# Top 3/4 annotated hours

In most cases, top 3/4 hours are the top 3/4 highest-ranked subregions. Due to silences and skips, this isn't always so. So we had to annotate more creating extra and makeup regions. Then we had to retrospectively assign extra/makeup regions to either top 3 or top 4 hours so that the total duration of the assigned regions was within 15 minutes from 3 or 4 hours respectively. The code that took care of that is in the `top3_top4_surplus` module of the `blabpy` package. [Link to the module](https://github.com/BergelsonLab/blabpy/blob/main/blabpy/seedlings/regions/top3_top4_surplus.py). The procedure implemented programmatically is described below.

We first sorted all the annotated regions for each recording: we started with the regions that came from subregions (or their parts) that were originally planned to be annotated (ranked 1-4 for months 6-13, and 1-3 for months 14-17) in the order of increasing rank and continuing with the makeup/extra regions in chronological order. We then added these regions one by one until the total duration was within 15 minutes of the targetd amount of time (3 or 4 hours, depending on the month of the audiorecording). For months 6-7, for which subregions were demarcated post-hoc, there were no makeup regions and so we effectively treated subregions ranked 5 as *makeup*.
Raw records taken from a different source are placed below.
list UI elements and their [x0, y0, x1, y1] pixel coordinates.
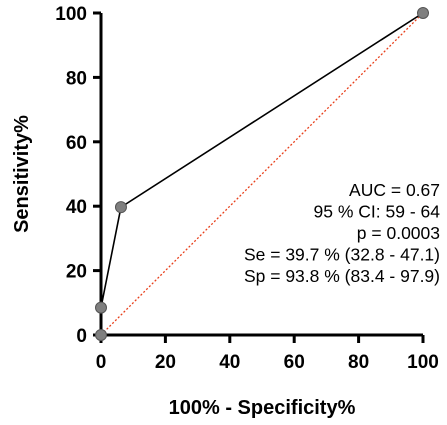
- tick-labels: 0 20 40 60 80 100 0 20 40 60 80 100: [55, 4, 439, 373]
- y-tick-label: 20: [66, 262, 87, 283]
- roc-point: [114, 201, 127, 214]
- ci-text: 95 % CI: 59 - 64: [314, 202, 441, 222]
- axes: [93, 11, 425, 343]
- y-tick-label: 100: [55, 4, 87, 25]
- y-tick-label: 40: [66, 197, 87, 218]
- auc-text: AUC = 0.67: [349, 180, 440, 200]
- roc-points: [95, 7, 429, 341]
- y-tick-label: 0: [76, 326, 87, 347]
- y-tick-label: 60: [66, 133, 87, 154]
- reference-diagonal-line: [100, 12, 424, 336]
- stats-annotation: AUC = 0.67 95 % CI: 59 - 64 p = 0.0003 S…: [244, 180, 440, 286]
- x-tick-label: 100: [407, 352, 439, 373]
- roc-point: [95, 329, 107, 341]
- x-tick-label: 80: [348, 352, 369, 373]
- roc-point: [417, 7, 429, 19]
- x-tick-label: 40: [219, 352, 240, 373]
- y-axis-title: Sensitivity%: [11, 115, 33, 233]
- roc-point: [95, 301, 107, 314]
- p-value-text: p = 0.0003: [357, 223, 440, 243]
- x-tick-label: 0: [96, 352, 107, 373]
- x-axis-title: 100% - Specificity%: [169, 397, 356, 419]
- specificity-text: Sp = 93.8 % (83.4 - 97.9): [244, 266, 440, 286]
- x-tick-label: 60: [284, 352, 305, 373]
- x-tick-label: 20: [155, 352, 176, 373]
- sensitivity-text: Se = 39.7 % (32.8 - 47.1): [244, 245, 440, 265]
- roc-curve-line: [100, 12, 424, 335]
- y-tick-label: 80: [66, 68, 87, 89]
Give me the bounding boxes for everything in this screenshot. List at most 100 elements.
In a handful of cases, *extra* regions were further added to get to the targeted length of time. For months 6-7, if an added region made the total duration exceed 3 or 4 hours, that region was truncated. (The *surplus* regions for month 6-7 were determined programmatically - anything that wasn't part of the top 4 hours or *silences* was marked as surplus.) For months 8-17, parts of the *makeup*/*extra* regions were manually marked as *surplus* so that the duration stayed within 15 minutes of the targeted length (3 or 4 hours).

The *regions* table contains the list of the boundaries of all annotated regions together with additional information that would permit interested parties to analogously identify the top $x$ *high-talk* hours in audio recordings for other values of $x$.

For months 6-13, $x$ can go up to 4; for all months, $x$ can go up to 3. With some adjustment to account for the fact that some videos were shorter than 1 hour, the same procedure can be applied to determine the single most *high-talk* hour in all recordings, including the video ones. Columns *is\_top\_3\_hours* and *is\_top\_4\_hours* should be used to identify the top 3 and top 4 *high-talk* hours respectively. In this table, the *region\_id* column can be used to join the *regions* table with the *seedlings-nouns* table to identify which regions the tokens came from. In case of *is\_top\_3\_hours*, we used its contents to pre-populate the column of the same name in the *seedlings-nouns* table. Note that for the video recordings, its value is always *NA*. For subregions ranked 1-4 for months 6-13, the *regions* table additionally contains information about that fact itself (column *is\_part\_of\_subregion*), subregion rank (column *subregion\_rank*) and the number of the subregions in the chronological order (column *position*). Columns *subregion\_rank* and *position* are *NA* for all regions for which *is\_part\_of\_subregion* is false.